Richard Gnodde (born March 1960) is a South African investment banker. He is the vice chairman of Goldman Sachs and the chief executive officer of Goldman Sachs International.

Early life
Richard Gnodde graduated from the University of Cape Town, where he earned a Bachelor of Commerce degree, and the University of Cambridge, where he earned a master's degree in law.

Career
Gnodde began his career at Goldman Sachs in London in 1987. Over the course of his career, he worked in Japan, Singapore and Hong Kong. He became a managing director in 1996 and partner in 1998. In 2006, he became the co-chief executive officer of Goldman Sachs International alongside Michael Sherwood.

Since Sherwood's retirement in 2016, Gnodde has been the CEO of Goldman Sachs International as well as vice chairman of Goldman Sachs. According to the Financial Times, he is "in sole charge of the Emea area." In March 2017, Gnodde said Goldman Sachs would move jobs to the continent because of Brexit.
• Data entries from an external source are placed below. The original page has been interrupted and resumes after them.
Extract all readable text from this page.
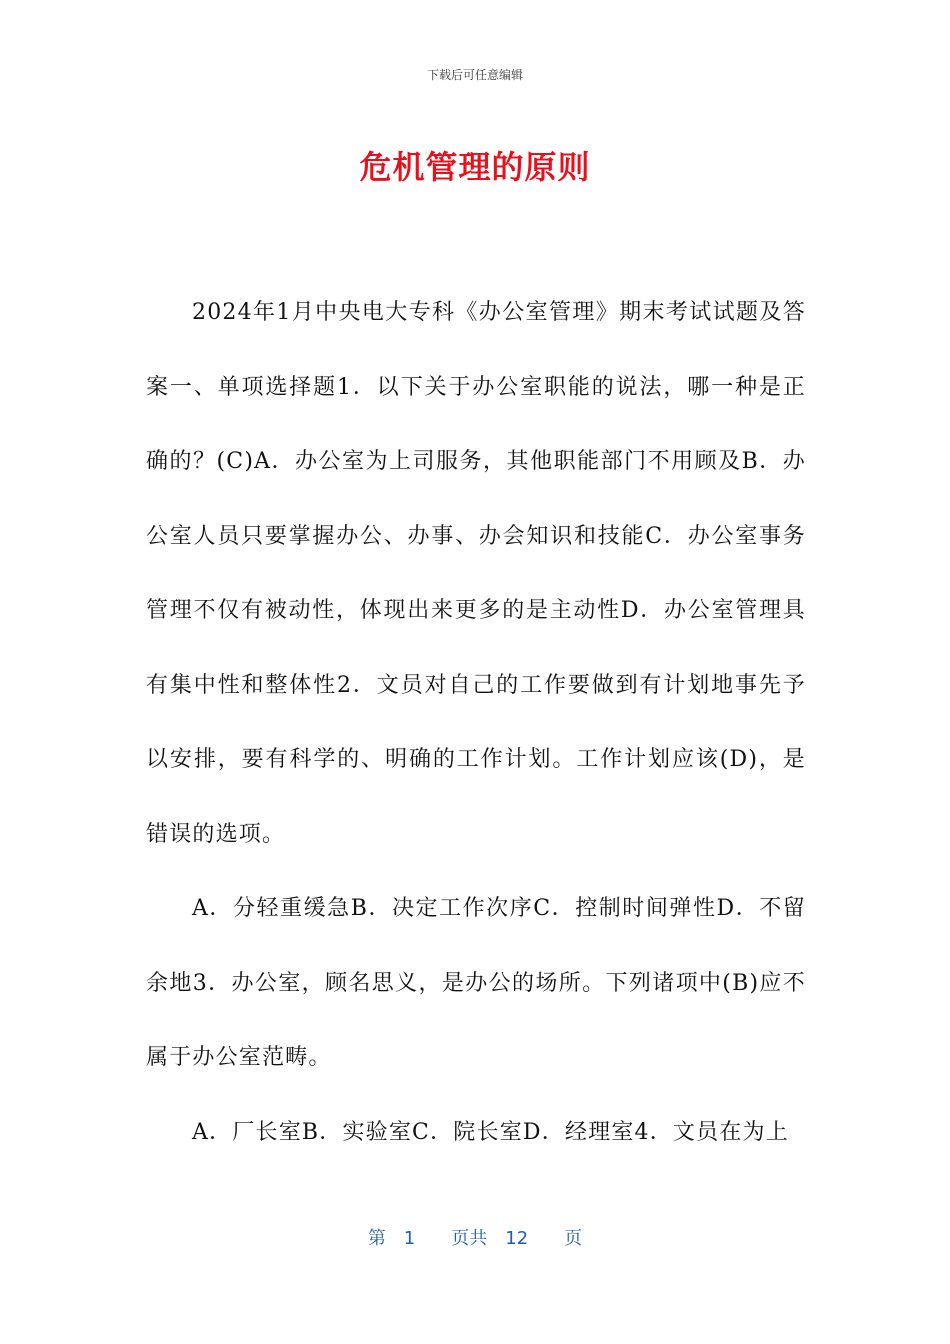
下载后可任意编辑
危机管理的原则

2024年1月中央电大专科《办公室管理》期末考试试题及答案一、单项选择题1．以下关于办公室职能的说法，哪一种是正确的？(C)A．办公室为上司服务，其他职能部门不用顾及B．办公室人员只要掌握办公、办事、办会知识和技能C．办公室事务管理不仅有被动性，体现出来更多的是主动性D．办公室管理具有集中性和整体性2．文员对自己的工作要做到有计划地事先予以安排，要有科学的、明确的工作计划。工作计划应该(D)，是错误的选项。

A．分轻重缓急B．决定工作次序C．控制时间弹性D．不留余地3．办公室，顾名思义，是办公的场所。下列诸项中(B)应不属于办公室范畴。

A．厂长室B．实验室C．院长室D．经理室4．文员在为上

第　1　　页共　12　　页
Gnodde attended the 2019 Bilderberg meeting in Montreax, Switzerland between 30 May - 20 June 2019

In the summer of 2019, Gnodde had charges levied against him by the Malaysian government in connection with the 1MDB scandal. The charges were later dropped.

Personal life
Gnodde serves on the board of trust of his alma mater, the University of Cape Town. He is also on the corporate advisory group of Tate. In 2009, he attended a fundraising dinner for the Conservative Party.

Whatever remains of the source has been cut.